絶滅危惧淡水魚類における積極的保全手法の確立―カワバタモロコのため池への再導入を例として―

*上野篤史,鈴木規慈,原田泰志

絶滅危惧ⅠB類に指定されているコイ科のカワバタモロコは、その分布域において現在も減少の一途をたどっている。特に、三重県では生息地の減少が著しく、かつて本種が広く分布していた鈴鹿川水系においても、現在の分布は一支流域の2箇所のため池に限定されている。絶滅危惧種の生息状況を改善させる積極的保全手法として、再導入が世界的に実施されている。しかしながら、日本における淡水魚の再導入事例は少なく、国内の現状に即した手法は未だ確立されていない。そこで本研究では、再導入によって積極的保全手法を確立するために、2010年6月中旬に、三重県鈴鹿川水系におけるカワバタモロコの再導入を行った。

再導入地点は同流域内の4箇所のため池であり、いずれの池も、水質やプランクトン相などはカワバタモロコの生息に適していると考えられた。再導入に用いた個体は同流域のカワバタモロコ個体群より採集し、1箇所あたり雌雄各25個体を放流した。再導入に先立ち、これらの導入元個体群の個体群特性を生態学的・遺伝学的に調査し、導入元としての適正を確認するとともに、再導入のための採捕数が過大にならないように配慮した。

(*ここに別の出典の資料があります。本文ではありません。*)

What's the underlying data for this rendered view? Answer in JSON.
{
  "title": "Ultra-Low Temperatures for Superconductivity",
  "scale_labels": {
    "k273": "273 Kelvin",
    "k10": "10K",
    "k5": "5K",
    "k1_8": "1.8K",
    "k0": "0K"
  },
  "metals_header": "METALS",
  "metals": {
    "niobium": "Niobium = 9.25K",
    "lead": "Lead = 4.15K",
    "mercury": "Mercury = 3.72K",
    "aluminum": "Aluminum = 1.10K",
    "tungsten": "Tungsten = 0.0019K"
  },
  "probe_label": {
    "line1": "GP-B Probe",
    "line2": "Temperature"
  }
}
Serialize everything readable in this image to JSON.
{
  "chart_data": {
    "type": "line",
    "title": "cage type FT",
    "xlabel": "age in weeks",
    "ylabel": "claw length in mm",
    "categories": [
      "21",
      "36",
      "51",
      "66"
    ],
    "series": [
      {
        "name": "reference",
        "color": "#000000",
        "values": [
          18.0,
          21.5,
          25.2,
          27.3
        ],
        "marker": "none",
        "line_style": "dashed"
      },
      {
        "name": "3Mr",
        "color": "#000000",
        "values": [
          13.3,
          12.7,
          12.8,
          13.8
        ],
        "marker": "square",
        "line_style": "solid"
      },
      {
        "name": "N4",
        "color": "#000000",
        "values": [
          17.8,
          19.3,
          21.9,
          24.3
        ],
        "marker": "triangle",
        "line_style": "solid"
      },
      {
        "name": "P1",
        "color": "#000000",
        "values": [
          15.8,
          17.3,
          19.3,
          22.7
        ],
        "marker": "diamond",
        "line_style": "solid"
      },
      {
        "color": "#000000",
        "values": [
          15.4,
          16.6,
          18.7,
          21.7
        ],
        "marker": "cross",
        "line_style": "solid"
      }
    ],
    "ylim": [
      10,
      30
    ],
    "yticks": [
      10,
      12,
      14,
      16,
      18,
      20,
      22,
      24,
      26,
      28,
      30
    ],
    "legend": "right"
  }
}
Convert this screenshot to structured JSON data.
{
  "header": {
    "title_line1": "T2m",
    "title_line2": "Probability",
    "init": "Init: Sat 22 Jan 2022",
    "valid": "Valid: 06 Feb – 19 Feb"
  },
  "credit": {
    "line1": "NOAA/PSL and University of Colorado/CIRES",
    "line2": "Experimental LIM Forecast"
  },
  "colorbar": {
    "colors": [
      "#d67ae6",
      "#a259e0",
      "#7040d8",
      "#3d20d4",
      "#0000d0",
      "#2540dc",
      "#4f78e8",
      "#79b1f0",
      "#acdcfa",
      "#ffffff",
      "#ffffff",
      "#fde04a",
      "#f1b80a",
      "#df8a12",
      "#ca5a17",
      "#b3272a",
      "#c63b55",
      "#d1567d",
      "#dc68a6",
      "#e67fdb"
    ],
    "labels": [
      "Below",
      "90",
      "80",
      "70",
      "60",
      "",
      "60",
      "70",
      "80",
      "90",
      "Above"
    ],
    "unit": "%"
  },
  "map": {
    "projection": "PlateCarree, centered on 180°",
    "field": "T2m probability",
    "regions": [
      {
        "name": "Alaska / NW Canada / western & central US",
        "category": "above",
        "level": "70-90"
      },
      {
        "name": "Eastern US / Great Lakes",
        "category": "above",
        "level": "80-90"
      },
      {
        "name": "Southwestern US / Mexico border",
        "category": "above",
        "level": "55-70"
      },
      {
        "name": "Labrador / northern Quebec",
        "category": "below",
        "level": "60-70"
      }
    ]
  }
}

その後、2010年8-10月の期間に、月一回の頻度で、再導入を行ったため池における採集調査を行った。その結果、全ての池において導入個体の生存が継続的に確認され、3地点では当歳魚が確認された。再導入の成否は継続的な採集調査によって判断されるべきであるが、当歳魚が採集された池では順調に定着しつつあると考える。一方、当歳魚が確認されなかった池では、低水温や水位変動により放流個体が繁殖を行わなかった、もしくは雑食性の生物に当歳魚が捕食された可能性がある。

本報告では、再導入後に行った採集調査の結果を踏まえ、再導入手法をより適切なものとするための課題とその解決可能性について議論する。